Dès le commencement des premières agitations, a dit M. Bebel, le parti socialiste allemand a fait mouvoir des forces organisées. Les socialistes se présentaient alors avec une sorte de propagande révolutionnaire pour des revendications communes.

On s'aperçut bientôt que, pour entraîner les populations ouvrières, il était de toute nécessité de s'occuper des questions relatives au sort même des ouvriers, à l'amélioration de leurs conditions de travail. Ce n'est qu'en allaut de ce côté qu'il était possible de faire des progrès parmi les masses ouvrières.

On vit bientôt que c'était là la voie dans laquelle il fallait marcher hardiment. Les ouvriers exploités et opprimés, se tournèrent de plus en plus vers les socialistes, dont les doctrines se répandirent dans toutes les grandes villes de l'Allemagne. Eux qui en 1867, n'avaient pu recueillir que 3.000 voix, en réunirent en 1875 plusieurs centaines de mille.

Le gouvernement fut effrayé et n'attendit que la première occasion pour édicter les mesures les plus rigoureuses en vue d'enrayer la propagande.

Toutes ces mesures furent vaines.
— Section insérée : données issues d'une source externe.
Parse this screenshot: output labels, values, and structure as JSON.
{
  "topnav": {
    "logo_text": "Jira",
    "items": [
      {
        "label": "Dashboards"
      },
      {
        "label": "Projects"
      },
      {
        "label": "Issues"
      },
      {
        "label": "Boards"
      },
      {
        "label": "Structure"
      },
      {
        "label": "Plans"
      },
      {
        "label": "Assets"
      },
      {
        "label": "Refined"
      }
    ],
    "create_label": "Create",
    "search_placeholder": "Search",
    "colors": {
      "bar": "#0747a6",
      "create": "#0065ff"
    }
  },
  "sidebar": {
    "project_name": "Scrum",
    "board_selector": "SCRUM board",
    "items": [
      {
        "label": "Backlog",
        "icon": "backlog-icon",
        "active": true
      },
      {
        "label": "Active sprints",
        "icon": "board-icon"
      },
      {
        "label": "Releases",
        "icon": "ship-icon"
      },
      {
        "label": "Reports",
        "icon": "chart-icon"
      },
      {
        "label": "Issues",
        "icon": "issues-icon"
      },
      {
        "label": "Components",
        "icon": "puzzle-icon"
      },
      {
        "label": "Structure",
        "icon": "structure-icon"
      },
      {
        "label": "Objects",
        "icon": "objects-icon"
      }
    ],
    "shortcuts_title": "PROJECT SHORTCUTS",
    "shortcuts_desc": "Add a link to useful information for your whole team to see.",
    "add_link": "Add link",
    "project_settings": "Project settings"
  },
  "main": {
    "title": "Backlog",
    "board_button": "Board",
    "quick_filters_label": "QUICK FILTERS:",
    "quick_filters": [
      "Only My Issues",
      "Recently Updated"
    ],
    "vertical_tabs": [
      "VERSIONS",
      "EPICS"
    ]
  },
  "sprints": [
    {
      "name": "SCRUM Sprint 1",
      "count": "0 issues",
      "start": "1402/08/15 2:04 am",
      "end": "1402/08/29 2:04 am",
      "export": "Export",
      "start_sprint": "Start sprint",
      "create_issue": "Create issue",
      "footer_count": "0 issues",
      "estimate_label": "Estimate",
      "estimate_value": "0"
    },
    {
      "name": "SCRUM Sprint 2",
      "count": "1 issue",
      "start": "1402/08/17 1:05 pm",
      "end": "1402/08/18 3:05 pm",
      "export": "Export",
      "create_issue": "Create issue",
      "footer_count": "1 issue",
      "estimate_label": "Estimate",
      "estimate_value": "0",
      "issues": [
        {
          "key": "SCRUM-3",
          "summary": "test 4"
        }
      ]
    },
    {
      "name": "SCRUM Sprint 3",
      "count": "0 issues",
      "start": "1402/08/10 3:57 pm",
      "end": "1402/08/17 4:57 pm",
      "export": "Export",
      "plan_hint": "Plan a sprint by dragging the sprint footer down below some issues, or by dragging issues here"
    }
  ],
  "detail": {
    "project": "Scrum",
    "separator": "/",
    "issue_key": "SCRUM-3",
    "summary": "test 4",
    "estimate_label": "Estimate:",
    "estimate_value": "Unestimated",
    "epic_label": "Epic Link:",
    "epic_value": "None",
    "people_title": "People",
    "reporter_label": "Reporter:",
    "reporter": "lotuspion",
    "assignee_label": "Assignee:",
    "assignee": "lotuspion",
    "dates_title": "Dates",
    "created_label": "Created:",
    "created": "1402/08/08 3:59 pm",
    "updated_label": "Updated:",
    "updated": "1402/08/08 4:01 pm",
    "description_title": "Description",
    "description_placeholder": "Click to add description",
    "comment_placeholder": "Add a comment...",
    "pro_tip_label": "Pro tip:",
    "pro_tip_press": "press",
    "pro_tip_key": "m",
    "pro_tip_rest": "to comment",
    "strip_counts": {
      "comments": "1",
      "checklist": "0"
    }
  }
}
Malgré l'interdiction de plus de douze cents écrits non périodiques, malgré la suppression des journaux, les forces socialistes augmentaient tous les jours, et les masses entières des travailleurs venaient aux socialistes.

On le vit bien aux élections. En 1881, les députés socialistes avaient réuni 300.000 voix; en 1884, 480.000 électeurs leur donnaient leurs suffrages, et, en 1887, 750.000. Depuis, les progrès du socialisme ont encore augmenté; les élections prochaines le prouveront.

Seulement, ce que M. Bebel n'a pas dit, c'est que le socialisme allemand n'a réalisé ces progrès qu'en abandonnant son programme doctrinal pour se mettre à la remorque de l'opinion de ses électeurs. Or l'opinion des électeurs ouvriers ne diffère point, autant qu'on pourrait le croire, de celle des électeurs bourgeois, conservateurs ou libéraux. Ils sont avant tout protectionnistes. De même que les classes moyenne et supérieure exigent de leurs députés, sous peine de non réélection, qu'ils votent des lois destinées à protéger leurs rentes et leurs profits, ou à augmenter le nombre et le taux des appointements dont elles tirent principalement leurs moyens d'existence, les classes ouvrières demandent à leurs représentants de faire des lois protectrices des salaires dont elles vivent, c'est à-dire des lois qui aient pour effet d'abréger la durée de leur travail sans diminuer, en augmentant même leur rétribution. Pas plus que les députés conservateurs ou libéraux des classes moyenne ou supérieure, les députés socialistes des classes ouvrières ne s'inquiètent de rechercher si ces lois de protection sont conformes ou non aux intérêts généraux de la nation ou même aux intérêts particuliers de leurs électeurs. Ils ne sont plus les fidèles d'une église ou d'une école, ils n'ont plus une foi ou une doctrine à eux, ils ont un

programme politique et économique qui leur est imposé par l'opinion de la foule à laquelle ils quémandent ses suffrages. Ils sont des politiciens!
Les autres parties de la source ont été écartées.